The two women covered Lesley Gore’s defiant 1963 Top 10 hit “You Don’t Own Me,” with Apple brandishing on a handwritten message on her t-shirt: “KNEEL, PORTNOW.” The Grammy executive drew sharp criticism when, after only one of the awards given out during the televised portion of the show went to a woman -- Alessia Cara for Best New Artist -- he suggested during a backstage interview that women needed to “step up” in the music industry. “[Women] who want to be musicians, engineers, producers, and want to be part of the industry on the executive level [need] to step up.

"I think they would be welcome," he added. "I don’t have personal experience of those kinds of brick walls that you face but I think it’s upon us — us as an industry — to make the welcome mat very obvious, breeding opportunities for all people who want to be creative and paying it forward and creating that next generation of artists."

He later explained the comments, saying they were taken out of context. “Sunday night, I was asked a question about the lack of female artist representation in certain categories of this year’s Grammy Awards. Regrettably, I used two words, ‘step up,’ that, when taken out of context, do not convey my beliefs and the point I was trying to make. Our industry must recognize that women who dream of careers in music face barriers that men have never face," he said. "I regret that I wasn’t as articulate as I should have been in conveying this thought,” he concluded. “I remain committed to doing everything I can to make our music community a better, safer, and more representative place for everyone.”
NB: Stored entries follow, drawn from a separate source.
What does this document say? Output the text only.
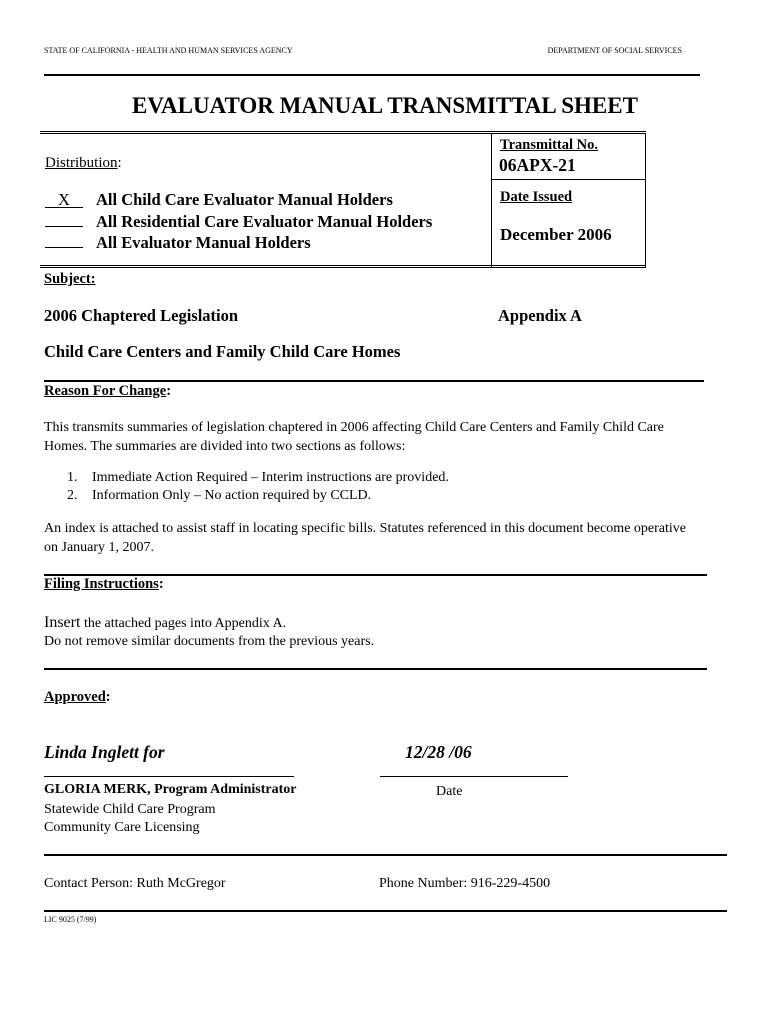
STATE OF CALIFORNIA - HEALTH AND HUMAN SERVICES AGENCY	DEPARTMENT OF SOCIAL SERVICES
EVALUATOR MANUAL TRANSMITTAL SHEET
Distribution:
X All Child Care Evaluator Manual Holders
All Residential Care Evaluator Manual Holders
All Evaluator Manual Holders
Transmittal No.
06APX-21
Date Issued
December 2006
Subject:
2006 Chaptered Legislation	Appendix A
Child Care Centers and Family Child Care Homes
Reason For Change:
This transmits summaries of legislation chaptered in 2006 affecting Child Care Centers and Family Child Care Homes. The summaries are divided into two sections as follows:
1. Immediate Action Required – Interim instructions are provided.
2. Information Only – No action required by CCLD.
An index is attached to assist staff in locating specific bills. Statutes referenced in this document become operative on January 1, 2007.
Filing Instructions:
Insert the attached pages into Appendix A.
Do not remove similar documents from the previous years.
Approved:
Linda Inglett for	12/28 /06
GLORIA MERK, Program Administrator	Date
Statewide Child Care Program
Community Care Licensing
Contact Person: Ruth McGregor	Phone Number: 916-229-4500
LIC 9025 (7/99)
Since then, many inside and outside the music industry have called on Portnow to resign. A group of senior executives in the field, led by music business attorney Rosemary Carroll, took swift action in penning a letter to Portnow. It read, "The statement you made this week about women in music needing to ‘step up’ was spectacularly wrong and insulting and, at its core, oblivious to the vast body of work created by and with women,” the letter says. “Today we are stepping up and stepping in to demand your resignation.”

Instead, Portnow has announced a new task force to help address gender bias in the music industry.